A mobilidade profissional é tão restrita para a mulher negra que, mesmo aquela que consegue um grau maior de escolaridade, é obrigada a continuar a trabalhar como doméstica por ver limitado seu acesso a outras atividades. O que predomina é o item cor, não a escolaridade que a mulher negra já (a duras penas) alcançou.

(Rufino, 1997: 20)

Ainda neste mesmo livro, percebemos que a questão étnica é pungente na sociedade, de tal forma que as mulheres brancas chegam a obter maiores oportunidades, quando tomamos como referência os homens negros. Assim, o país assentado em valores patriarcais cede lugar ao sexo feminino no momento em que o assunto é a cor da pele. Do mesmo modo, a mulher branca passa a ter um papel mais representativo em relação ao afro-descendente e, obviamente à negra. Por meio destas constatações, Alzira Rufino mostra que as afro-brasileiras encontram-se no último patamar da pirâmide social. Desta forma, ficam sujeitas a todo tipo de exclusão, à violência, ao assédio sexual, dentre outras situações humilhantes. Reverter toda essa realidade é o objetivo desta escritora, pois busca incentivar seu grupo a romper barreiras, promovendo mudanças e acreditando em seu potencial: “Na medida em que se libertam dos estereótipos de mulata-tipo-exportação, acreditando no seu potencial intelectual e na sua própria força, as mulheres negras fortalecem sua autoestima, apoiadas em sua história de resistência.” (RUFINO, 1997: 23)
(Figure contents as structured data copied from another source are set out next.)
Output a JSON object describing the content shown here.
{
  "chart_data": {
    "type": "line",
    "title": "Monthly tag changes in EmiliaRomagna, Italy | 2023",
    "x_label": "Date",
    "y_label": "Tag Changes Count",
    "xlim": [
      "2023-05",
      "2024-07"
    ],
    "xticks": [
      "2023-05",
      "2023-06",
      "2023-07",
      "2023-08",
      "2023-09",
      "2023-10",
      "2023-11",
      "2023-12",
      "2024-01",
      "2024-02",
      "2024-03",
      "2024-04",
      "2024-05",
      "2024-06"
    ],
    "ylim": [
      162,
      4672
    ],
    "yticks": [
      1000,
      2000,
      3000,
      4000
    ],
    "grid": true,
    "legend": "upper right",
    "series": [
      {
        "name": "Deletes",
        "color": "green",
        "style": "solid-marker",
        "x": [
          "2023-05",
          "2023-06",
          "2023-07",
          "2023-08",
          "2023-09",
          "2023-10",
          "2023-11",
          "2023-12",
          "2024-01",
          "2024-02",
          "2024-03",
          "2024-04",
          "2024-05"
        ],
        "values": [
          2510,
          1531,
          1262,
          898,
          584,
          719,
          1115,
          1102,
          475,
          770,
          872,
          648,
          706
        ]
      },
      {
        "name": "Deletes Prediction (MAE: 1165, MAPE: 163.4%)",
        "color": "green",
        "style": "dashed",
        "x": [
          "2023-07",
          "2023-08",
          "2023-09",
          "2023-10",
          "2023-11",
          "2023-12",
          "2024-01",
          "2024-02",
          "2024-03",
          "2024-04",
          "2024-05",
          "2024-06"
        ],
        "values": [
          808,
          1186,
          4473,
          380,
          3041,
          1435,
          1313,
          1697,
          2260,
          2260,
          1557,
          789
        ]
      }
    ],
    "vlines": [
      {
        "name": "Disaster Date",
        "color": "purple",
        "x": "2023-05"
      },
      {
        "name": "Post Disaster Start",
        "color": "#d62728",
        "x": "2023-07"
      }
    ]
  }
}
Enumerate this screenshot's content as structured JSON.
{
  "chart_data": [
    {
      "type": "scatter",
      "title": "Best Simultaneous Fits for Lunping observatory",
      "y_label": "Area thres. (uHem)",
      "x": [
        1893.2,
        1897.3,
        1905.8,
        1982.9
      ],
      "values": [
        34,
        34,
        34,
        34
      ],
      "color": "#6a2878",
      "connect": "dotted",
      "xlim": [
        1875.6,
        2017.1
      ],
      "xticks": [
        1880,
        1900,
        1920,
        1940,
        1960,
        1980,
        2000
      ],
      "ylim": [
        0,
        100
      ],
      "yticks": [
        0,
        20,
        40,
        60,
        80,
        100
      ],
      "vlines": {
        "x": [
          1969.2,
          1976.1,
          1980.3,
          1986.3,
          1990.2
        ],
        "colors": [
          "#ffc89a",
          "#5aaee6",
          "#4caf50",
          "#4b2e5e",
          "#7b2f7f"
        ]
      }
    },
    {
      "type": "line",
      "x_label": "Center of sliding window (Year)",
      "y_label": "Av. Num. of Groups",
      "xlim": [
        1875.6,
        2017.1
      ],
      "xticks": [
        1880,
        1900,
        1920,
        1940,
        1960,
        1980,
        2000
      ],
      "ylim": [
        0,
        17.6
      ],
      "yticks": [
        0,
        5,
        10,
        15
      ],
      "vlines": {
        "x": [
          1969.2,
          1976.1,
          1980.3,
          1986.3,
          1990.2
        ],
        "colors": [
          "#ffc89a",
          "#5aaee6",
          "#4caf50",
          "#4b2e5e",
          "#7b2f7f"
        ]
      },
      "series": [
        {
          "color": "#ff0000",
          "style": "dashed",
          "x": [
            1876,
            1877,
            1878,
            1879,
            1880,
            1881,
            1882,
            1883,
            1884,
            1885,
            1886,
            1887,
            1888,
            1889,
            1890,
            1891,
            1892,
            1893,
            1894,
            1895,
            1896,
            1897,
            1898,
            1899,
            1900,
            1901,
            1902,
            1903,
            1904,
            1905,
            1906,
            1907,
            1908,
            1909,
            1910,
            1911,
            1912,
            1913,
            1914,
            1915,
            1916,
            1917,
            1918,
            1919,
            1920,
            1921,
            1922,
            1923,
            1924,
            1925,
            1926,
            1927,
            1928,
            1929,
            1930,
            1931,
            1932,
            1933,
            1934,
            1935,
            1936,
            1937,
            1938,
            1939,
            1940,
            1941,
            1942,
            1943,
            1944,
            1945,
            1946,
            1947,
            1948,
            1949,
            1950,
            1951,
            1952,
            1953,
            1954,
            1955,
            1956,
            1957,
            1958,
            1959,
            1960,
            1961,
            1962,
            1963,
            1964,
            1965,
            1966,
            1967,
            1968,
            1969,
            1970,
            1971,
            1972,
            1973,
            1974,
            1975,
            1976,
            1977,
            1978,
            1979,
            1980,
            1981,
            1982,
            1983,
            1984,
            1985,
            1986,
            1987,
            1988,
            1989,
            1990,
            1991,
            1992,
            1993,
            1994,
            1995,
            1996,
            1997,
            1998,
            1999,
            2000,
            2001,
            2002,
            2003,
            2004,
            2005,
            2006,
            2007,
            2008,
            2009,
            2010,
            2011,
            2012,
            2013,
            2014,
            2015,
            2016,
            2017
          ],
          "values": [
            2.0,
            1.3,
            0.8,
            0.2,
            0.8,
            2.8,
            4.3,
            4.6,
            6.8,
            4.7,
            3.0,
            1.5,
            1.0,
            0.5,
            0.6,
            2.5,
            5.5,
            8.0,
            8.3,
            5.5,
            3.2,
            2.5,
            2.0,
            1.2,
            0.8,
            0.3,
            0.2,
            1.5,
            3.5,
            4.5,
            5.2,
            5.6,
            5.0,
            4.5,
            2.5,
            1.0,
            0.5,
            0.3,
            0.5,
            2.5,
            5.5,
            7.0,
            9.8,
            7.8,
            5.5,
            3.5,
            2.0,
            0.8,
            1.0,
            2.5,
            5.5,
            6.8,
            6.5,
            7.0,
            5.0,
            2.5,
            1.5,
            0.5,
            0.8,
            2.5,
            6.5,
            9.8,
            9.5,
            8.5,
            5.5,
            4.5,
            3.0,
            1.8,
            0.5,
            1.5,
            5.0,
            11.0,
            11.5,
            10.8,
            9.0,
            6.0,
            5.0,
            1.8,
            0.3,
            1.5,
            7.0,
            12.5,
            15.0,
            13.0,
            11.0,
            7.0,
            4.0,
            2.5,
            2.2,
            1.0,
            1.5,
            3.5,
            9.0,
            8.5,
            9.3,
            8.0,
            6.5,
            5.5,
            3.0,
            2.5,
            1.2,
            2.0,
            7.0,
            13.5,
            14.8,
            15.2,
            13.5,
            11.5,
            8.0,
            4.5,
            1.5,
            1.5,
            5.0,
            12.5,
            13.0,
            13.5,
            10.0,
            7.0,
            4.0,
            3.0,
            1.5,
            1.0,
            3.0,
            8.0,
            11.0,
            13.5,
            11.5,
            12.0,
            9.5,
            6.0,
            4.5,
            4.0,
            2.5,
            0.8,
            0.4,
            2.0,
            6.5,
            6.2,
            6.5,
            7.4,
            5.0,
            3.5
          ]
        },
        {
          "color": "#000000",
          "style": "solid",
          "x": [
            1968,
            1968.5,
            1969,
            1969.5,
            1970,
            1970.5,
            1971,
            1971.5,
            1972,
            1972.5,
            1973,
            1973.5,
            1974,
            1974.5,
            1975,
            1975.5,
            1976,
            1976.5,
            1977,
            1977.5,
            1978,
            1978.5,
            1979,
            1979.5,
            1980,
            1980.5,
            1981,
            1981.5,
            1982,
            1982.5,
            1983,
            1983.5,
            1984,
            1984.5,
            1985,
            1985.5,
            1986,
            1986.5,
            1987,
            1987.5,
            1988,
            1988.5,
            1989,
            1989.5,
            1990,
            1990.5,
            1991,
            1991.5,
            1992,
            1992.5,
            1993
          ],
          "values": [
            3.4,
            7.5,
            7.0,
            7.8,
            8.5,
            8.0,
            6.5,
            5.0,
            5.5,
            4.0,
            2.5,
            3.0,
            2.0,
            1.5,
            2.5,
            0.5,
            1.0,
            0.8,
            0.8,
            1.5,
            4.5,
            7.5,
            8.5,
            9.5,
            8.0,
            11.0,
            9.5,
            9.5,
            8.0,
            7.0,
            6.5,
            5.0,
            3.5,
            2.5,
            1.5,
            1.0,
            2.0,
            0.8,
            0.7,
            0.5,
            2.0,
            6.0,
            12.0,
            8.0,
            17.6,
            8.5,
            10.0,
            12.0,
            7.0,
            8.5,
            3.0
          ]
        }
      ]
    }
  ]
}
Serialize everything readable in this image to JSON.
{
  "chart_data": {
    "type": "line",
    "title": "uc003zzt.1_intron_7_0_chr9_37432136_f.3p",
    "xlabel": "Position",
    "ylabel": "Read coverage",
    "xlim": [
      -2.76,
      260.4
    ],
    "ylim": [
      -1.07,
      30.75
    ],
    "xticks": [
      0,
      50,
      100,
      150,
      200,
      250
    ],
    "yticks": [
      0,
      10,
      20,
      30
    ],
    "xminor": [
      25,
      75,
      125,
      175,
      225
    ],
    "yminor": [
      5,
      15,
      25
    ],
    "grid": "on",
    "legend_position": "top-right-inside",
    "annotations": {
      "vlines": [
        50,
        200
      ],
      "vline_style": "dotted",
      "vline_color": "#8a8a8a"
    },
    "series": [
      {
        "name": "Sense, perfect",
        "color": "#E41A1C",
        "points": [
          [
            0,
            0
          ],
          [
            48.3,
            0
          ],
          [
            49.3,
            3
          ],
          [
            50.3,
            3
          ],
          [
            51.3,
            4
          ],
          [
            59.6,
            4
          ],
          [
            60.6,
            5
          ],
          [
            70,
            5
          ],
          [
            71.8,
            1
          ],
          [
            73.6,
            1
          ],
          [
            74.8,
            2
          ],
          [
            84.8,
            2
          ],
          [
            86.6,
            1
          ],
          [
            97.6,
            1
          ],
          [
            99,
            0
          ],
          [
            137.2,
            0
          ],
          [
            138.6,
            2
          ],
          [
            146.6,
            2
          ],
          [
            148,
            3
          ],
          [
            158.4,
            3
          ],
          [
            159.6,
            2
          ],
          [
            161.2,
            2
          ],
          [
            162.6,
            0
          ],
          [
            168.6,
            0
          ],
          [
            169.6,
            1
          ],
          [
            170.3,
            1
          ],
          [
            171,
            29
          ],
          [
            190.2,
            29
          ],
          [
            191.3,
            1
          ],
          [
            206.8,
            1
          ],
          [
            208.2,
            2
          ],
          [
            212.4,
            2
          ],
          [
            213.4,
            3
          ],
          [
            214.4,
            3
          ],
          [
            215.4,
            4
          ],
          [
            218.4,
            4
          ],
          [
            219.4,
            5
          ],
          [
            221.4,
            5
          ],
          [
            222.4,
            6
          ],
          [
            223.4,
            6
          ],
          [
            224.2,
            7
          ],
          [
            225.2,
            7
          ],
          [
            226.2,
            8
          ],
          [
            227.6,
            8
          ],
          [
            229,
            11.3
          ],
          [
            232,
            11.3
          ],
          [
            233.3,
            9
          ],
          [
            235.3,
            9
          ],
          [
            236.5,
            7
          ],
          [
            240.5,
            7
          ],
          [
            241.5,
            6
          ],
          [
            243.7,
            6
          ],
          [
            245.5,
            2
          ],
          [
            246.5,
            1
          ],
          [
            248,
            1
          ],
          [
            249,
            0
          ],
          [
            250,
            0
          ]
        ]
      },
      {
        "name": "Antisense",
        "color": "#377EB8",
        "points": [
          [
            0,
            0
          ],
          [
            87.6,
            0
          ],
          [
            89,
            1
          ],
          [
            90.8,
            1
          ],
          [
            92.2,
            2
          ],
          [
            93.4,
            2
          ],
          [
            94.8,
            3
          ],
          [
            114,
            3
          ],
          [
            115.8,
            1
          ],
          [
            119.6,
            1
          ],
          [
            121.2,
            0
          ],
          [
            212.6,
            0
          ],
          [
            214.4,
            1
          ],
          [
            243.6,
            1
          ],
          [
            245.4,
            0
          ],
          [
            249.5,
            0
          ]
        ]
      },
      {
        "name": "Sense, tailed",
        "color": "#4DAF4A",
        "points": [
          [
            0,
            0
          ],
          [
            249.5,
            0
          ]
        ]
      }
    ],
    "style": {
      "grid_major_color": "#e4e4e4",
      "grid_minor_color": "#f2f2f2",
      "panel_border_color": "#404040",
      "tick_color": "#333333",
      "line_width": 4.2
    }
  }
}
A história de mulheres resistentes é uma recorrência na obra, de forma que pode ser observada em seu livro de poesia Eu, mulher negra, resisto. Os versos de Alzira Rufino resgatam o papel histórico de importantes figuras femininas, as quais mereceram destaque devido a suas trajetórias de força e luta contra a subjugação dos pertencentes à etnia negra. Neste contexto enquadra-se Luiza Mahin, a quem a autora faz uma homenagem no poema de mesmo nome:

Filha de gêge

na escravidão

Luiza Mahin

sofria os negros

 

Luiza de gêge

mulher em luta

todo dia toda noite

em espadas

 

Mahin dos Malês

posição ao sol couraça

 

Luiza revolta a noite

vermelho o chão da Bahia

(Rufino,1988: 17)

Luiza Mahin, mãe do poeta Luís Gama, participou e articulou a Revolta dos Malês, na Bahia, no ano de 1835 e estava sempre envolvida nos levantes que procuravam modificar as situações humilhantes na qual os escravos viviam. Segundo consta no site Casa da Cultura da Mulher Negra, se os planos dos rebeldes não tivessem sido revelados e consequentemente a vitória fosse concretizada, Luiza Mahin teria sido entronizada Rainha da Bahia Rebelde. É latente na obra de Alzira Rufino a necessidade de buscar no passado personalidades que se tornaram símbolo de força e resistência. Assim, além de valorizá-las a escritora acaba por incentivar as mulheres de hoje, como ela mesma afirmou, a vencer novos obstáculos apoiando-se na história de vida destas figuras femininas. Não é difícil compreender porque encontramos um outro nome que mereceu destaque em Eu, mulher negra, resisto. Refiro-me a Winnie Mandela, conhecida também por envolver-se na mobilização das mulheres sul-africanas contra as leis segregacionistas do apartheid:

Winnie,não perca a garra

porque Mandela resiste

Winnie, se o câncer mata

mais que a luta não maltrata

 

Winnie, a luta é neblina

noite também amanhece

e o negro mostra pingos

não o olhar de mendigo

 

com o seu toso teça

a chegada da manhã

Winnie, mulher, seja

seja

(Rufino, 1988: 21)

O poema “Winnie” deixa florescer palavras de encorajamento e de crença na garra da heroína africana. O eu lírico sente-se confiante e, ainda que a luta seja comparada à dor de um câncer, este segue acreditando em uma nova perspectiva para o futuro e na chegada de um amanhã mais justo. Podemos perceber o grande caráter de importância de Luiza Mahin e Winnie Mandela, que buscaram uma mudança de postura em diferentes épocas e não se sujeitaram a papéis apagados na história, tentando eliminar os preconceitos do sistema opressor ao qual estavam submetidas.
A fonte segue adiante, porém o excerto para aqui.